Od września do klas I podstawówek powinno pójść w Bydgoszczy 5334 dzieci, w tym 3552 sześciolatków (rocznik 2009) i 1782 maluchy urodzone w II połowie 2008 r. Już wiadomo, że będzie ich w szkołach mniej, bo do poradni psychologiczno-pedagogicznych masowo zgłaszają się rodzice dzieci 6-letnich, które od nowego roku szkolnego powinny rozpocząć naukę w szkole.
[break]
- Nie chciałam wyjść na nadopiekuńczą mamę, ale obserwowałam moje dziecko. Nie było jeszcze gotowe na taką zmianę - mówi pani Monika, mama 6-letniej Nataszy. - Dlatego zgłosiłam się do poradni, by przebadano córkę, zwłaszcza, że Natasza urodziła się w grudniu 2009 roku. Specjaliści stwierdzili, że rozwój intelektualny dziecka przebiega prawidłowo, ale jest ono niedojrzałe emocjonalnie. Dostaliśmy więc opinię o odroczeniu obowiązku szkolnego.
Takich dzieci sześcioletnich jak Natasza jest więcej. Z danych dwóch bydgoskich poradni psychologiczno-pedagogicznych wynika, że od początku tego roku szkolnego wydano już w sumie 408 opinii o odroczeniu obowiązku szkolnego, a 82 dzieci oczekuje jeszcze na badanie.
- Od stycznia tego roku mieliśmy 380 zgłoszeń - mówi Wanda Gredżuk, dyrektor Poradni Psychologiczno-Pedagogicznej nr 1. - Wydaliśmy 261 opinii, w tym 53 były dla dzieci z orzeczeniem o potrzebie kształcenia specjalnego lub indywidualnego obowiązkowego rocznego przygotowania przedszkolnego.
Więcej osób zgłosiło się też do Poradni Psychologiczno-Pedagogicznej nr 2 w Fordonie. - Na razie przebadaliśmy 212 dzieci. Opinię o odroczeniu obowiązku szkolnego otrzymało 147 sześciolatków. W 65 przypadkach nie widzieliśmy podstaw, by takie zaświadczenie wydawać - podkreśla Iwona Podlawska, wicedyrektor placówki.
W Toruniu - z uwagi na duże zainteresowanie badaniami - w poradni wstrzymano urlopy pracowników. W Bydgoszczy takiej konieczności nie było. - Gdy zwiększyła się liczba zgłoszeń, zawiesiliśmy zajęcia terapeutyczno-grupowe. Wszyscy pedagodzy i psychologowie zajęli się badaniem dzieci. Pozostały tylko te terapie, które wymagały kontynuacji. Dzięki temu nasi pracownicy mogli udać się na urlopy - zauważa dyrektor Wanda Gredżuk.

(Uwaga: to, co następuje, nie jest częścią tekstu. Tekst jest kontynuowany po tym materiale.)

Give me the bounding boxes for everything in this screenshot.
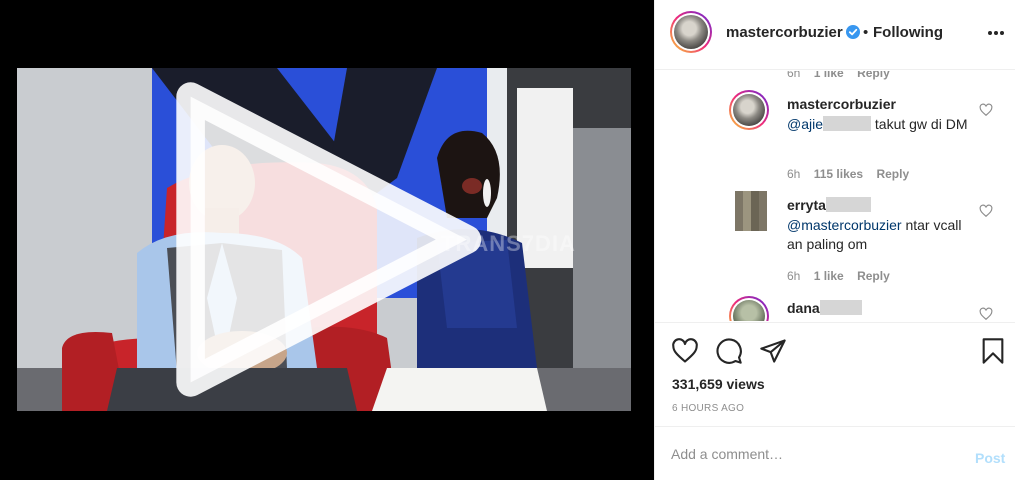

W Poradni Psychologiczno-Pedagogicznej nr 2 rozwiązano ten problem inaczej. - Zgłoszenia na badanie sześciolatków traktowaliśmy priorytetowo. Przeszkoleni i zaangażowani do badań zostali dodatkowi diagności, pracujący w poradni, dotąd nie zajmujący się 6-latkami. Nie było więc potrzeby przerywania żadnych terapii. Wszystkie odbywały się zgodnie z planem - zapewnia wicedyrektor Iwona Podlawska.
Najczęstsze powody wydania opinii o odroczeniu przez specjalistów to: niedojrzałość emocjonalna, niesamodzielność dziecka, obniżony rozwój poznawczy i społeczny, poważne wady wymowy. - W 90 procentach przypadków to brak umiejętności w zakresie analizowania i syntetyzowania głosek, co bardzo utrudnia dziecku naukę pisania i czytania - mówi dyrektor Wanda Gredżuk.
Dlaczego rodzice tak bardzo boją się szkoły? - Trudno powiedzieć, w czym tkwi przyczyna - mówi Leszek Gozdek, dyrektor Zespołu Szkół nr 26. - Od września będziemy mieli pięć klas sześciolatków. Solidnie przygotowujemy się na ich przyjęcie. Remontowane są łazienki, stołówka i sale lekcyjne, tak aby wszystko od września było dostosowane do potrzeb tych dzieci.